The talk of heroes and the need to change their traits and profile started last week when I shared a post from Wally Bock.
Sadly, need doesn’t always drive change, so, if our society really believes there is a need to change our heroes, we must look to how we educate our children.
What about education? Is its primary purpose to prepare humans to earn a living?
Mark Zukerberg and other tech titans would have you believe STEM is critical and that tech is the solution to education’s woes.
If money, tech, and extracurricular opportunities are what’s critical to kids success, why is the teen suicide rate climbing fastest in high-income, suburban, mostly white schools (along with elite colleges and among entrepreneurs, also mostly white males).
Is there more to education than providing workers to Facebook, Google, and the rest of techdom — who will be needed only until AI is trained to write code?
There definitely is more and it was elegantly summed up by Malcolm Forbes.
Education’s purpose is to replace an empty mind with an open one.
In 2009, there was a boycott by conservative parents over a back-to-school speech by then-President Obama that focused on personal responsibility and personal choice.
However, no such blowup surrounded the speech given this year by Chief Justice John Roberts at Cardigan, his son’s private, all male prep school that addressed similar topics and attitudes. (This is an excerpt, read the entire speech at the link.)

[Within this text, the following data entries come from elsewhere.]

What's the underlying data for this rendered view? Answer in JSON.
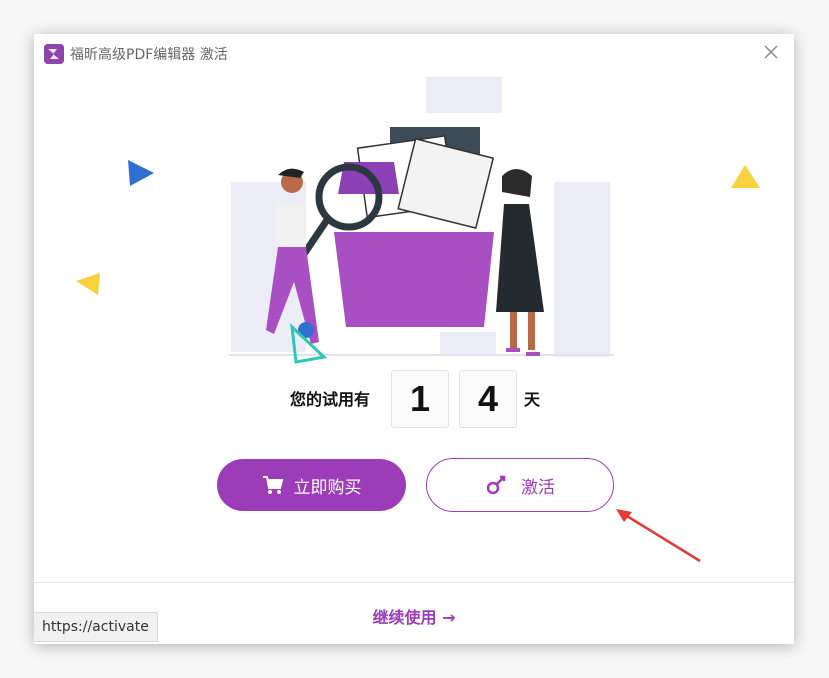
{
  "window": {
    "title": "福昕高级PDF编辑器 激活",
    "close_icon": "close-icon"
  },
  "trial": {
    "label": "您的试用有",
    "digit1": "1",
    "digit2": "4",
    "unit": "天"
  },
  "buttons": {
    "buy_label": "立即购买",
    "buy_icon": "cart-icon",
    "activate_label": "激活",
    "activate_icon": "key-icon"
  },
  "footer": {
    "continue_label": "继续使用 →"
  },
  "statusbar": {
    "url": "https://activate"
  },
  "colors": {
    "accent": "#9c3cb9",
    "arrow": "#e53935",
    "triangle_blue": "#2f6fd0",
    "triangle_yellow": "#f7d23c"
  }
}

From time to time in the years to come, I hope you will be treated unfairly, so that you will come to know the value of justice. I hope that you will suffer betrayal because that will teach you the importance of loyalty. Sorry to say, but I hope you will be lonely from time to time so that you don’t take friends for granted. I wish you bad luck, again, from time to time so that you will be conscious of the role of chance in life and understand that your success is not completely deserved and that the failure of others is not completely deserved either. And when you lose, as you will from time to time, I hope every now and then, your opponent will gloat over your failure. It is a way for you to understand the importance of sportsmanship. I hope you’ll be ignored so you know the importance of listening to others, and I hope you will have just enough pain to learn compassion. Whether I wish these things or not, they’re going to happen. And whether you benefit from them or not will depend upon your ability to see the message in your misfortunes.
I think if you’re going to look forward to figure out where you’re going, it’s good to know where you’ve been and to look back as well.
But you are also privileged young men. And if you weren’t privileged when you came here, you are privileged now because you have been here. My advice is: Don’t act like it (emphasis mine).
The only way we will change our hero leaders from the shallow ideologues of today is by changing education.
A new breed of heroes requires different skills, such as deep thinking, critical thinking, empathy and the entire range of so-called soft skills.
Ideology, no matter the flavor or parameters, just won’t cut it.